Analogies can be drawn between the first in class antifungal caspofungin (Cancidas®) and kahalalides. While there are distinct similarities between the two compounds such as their cyclic peptidic structure and aliphatic tail, their chemical nature and development challenges are parallel. Caspofungin is derived from the natural product pneumocandin B0 found in the fungus Glaria lozoyensis. Many years of development eventually resulted in the successful marketing of caspofungin as a treatment for fungal infections caused by aspergillus and candida species. Many hurdles had to be crossed in regard to issues of SAR, solubility, stability, and bioavailability; issues that are also inherent to kahalalides. A lot can be learned by a comparative analysis of strategies for optimization utilized in the development of pneumocandin into caspofungin. The applicable methods range from mutagenesis to improve fermentation yields to chromatographic strategies developed to economically isolate precursors. Formulation schemes can also be applied due to similarities in structure and properties, this includes nanoscale liposomal preparations, aerosol delivery, and development of appropriate salts; as well as strategies in semisynthetic derivatization [67].
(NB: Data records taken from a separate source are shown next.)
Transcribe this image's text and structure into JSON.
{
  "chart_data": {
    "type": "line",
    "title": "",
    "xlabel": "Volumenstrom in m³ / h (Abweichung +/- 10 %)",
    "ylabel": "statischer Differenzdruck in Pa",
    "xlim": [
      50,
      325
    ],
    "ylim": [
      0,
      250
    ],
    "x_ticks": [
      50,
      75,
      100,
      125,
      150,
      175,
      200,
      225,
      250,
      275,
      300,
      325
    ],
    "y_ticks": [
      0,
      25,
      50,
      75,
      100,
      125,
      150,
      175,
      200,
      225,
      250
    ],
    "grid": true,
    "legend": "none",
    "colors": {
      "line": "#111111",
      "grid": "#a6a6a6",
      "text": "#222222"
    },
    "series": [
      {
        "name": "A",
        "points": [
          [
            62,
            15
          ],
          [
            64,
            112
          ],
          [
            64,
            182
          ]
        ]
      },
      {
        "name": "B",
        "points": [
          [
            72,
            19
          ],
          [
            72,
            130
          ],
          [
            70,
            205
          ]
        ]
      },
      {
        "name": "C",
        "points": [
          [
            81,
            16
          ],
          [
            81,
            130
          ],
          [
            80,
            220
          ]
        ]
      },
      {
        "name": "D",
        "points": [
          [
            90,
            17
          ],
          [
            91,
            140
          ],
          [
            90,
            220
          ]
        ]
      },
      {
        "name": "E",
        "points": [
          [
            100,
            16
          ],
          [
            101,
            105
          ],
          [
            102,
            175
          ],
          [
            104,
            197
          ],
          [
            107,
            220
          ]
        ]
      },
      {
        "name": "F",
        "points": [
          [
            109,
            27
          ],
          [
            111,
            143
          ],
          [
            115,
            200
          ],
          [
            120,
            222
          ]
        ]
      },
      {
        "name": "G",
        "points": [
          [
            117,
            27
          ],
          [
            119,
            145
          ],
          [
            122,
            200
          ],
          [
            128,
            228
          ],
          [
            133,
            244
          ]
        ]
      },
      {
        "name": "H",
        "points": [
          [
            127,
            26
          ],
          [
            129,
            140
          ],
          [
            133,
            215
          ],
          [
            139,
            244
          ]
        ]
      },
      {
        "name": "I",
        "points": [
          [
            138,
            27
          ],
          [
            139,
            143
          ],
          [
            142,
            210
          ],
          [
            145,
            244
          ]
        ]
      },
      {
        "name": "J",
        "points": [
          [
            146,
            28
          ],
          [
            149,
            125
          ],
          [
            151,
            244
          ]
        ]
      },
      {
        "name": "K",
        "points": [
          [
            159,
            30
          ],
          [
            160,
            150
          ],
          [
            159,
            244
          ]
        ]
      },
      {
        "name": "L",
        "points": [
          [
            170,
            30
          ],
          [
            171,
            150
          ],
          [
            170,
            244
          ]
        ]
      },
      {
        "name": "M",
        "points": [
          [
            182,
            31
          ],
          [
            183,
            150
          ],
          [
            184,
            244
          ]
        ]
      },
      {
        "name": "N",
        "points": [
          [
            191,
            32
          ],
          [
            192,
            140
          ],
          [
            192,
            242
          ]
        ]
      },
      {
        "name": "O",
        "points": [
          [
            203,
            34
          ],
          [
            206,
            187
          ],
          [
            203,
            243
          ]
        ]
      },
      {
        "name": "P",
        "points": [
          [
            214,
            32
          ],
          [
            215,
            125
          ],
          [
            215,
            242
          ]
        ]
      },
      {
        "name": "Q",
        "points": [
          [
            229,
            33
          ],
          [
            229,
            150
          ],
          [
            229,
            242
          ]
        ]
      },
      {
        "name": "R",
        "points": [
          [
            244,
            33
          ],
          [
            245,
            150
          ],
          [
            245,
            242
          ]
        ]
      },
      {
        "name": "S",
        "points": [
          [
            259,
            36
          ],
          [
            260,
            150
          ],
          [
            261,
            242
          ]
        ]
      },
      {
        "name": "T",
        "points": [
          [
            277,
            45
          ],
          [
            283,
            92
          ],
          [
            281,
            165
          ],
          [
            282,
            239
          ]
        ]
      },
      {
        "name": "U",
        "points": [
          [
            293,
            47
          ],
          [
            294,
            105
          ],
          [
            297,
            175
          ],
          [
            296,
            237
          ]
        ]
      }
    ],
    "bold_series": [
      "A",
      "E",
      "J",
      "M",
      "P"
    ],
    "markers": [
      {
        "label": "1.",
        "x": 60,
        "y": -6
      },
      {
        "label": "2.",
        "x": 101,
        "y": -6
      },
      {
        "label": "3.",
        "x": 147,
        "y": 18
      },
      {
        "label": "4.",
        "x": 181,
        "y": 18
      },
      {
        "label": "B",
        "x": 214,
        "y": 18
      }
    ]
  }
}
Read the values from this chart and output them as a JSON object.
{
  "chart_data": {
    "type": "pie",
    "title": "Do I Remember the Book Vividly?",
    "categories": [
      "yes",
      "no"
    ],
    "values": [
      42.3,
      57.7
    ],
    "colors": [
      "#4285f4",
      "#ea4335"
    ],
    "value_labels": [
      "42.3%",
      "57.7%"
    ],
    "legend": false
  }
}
Advancements in the science of kahalalides have improved our understanding of the nature of their bioactivity, natural sources, and therapeutic protocols. Successes in translation between lab and clinic have been limited, but the science substantiates the activity and potential utility of kahalalides in the treatment of a wide range of cancers and psoriasis. Improved stability and PK could be the key to unlocking the potential of kahalalides, as well as the discovery of new kahalalides or new synthetic analogs. The recent discovery and genome sequencing of the kahalalide- producing symbiont of Bryopsis provides an alternative route for generating kahalalide derivatives, through the rational engineering and heterologous expression of their biosynthetic pathways. Deuterated versions have shown an increase in half-life due to the deuterium isotope effect.[14] Combination therapies of elisidepsin and 5-fluorouracil, gemcitabine, cisplatin, oxaplatin, and lapatinib have indicated improved success rate in the treatment of cancers in cell-based assays. This technique could translate into a real-world synergistic therapy where elisidepsin acts as a sensitizer and helps to unlock the clinical potential of KF [8].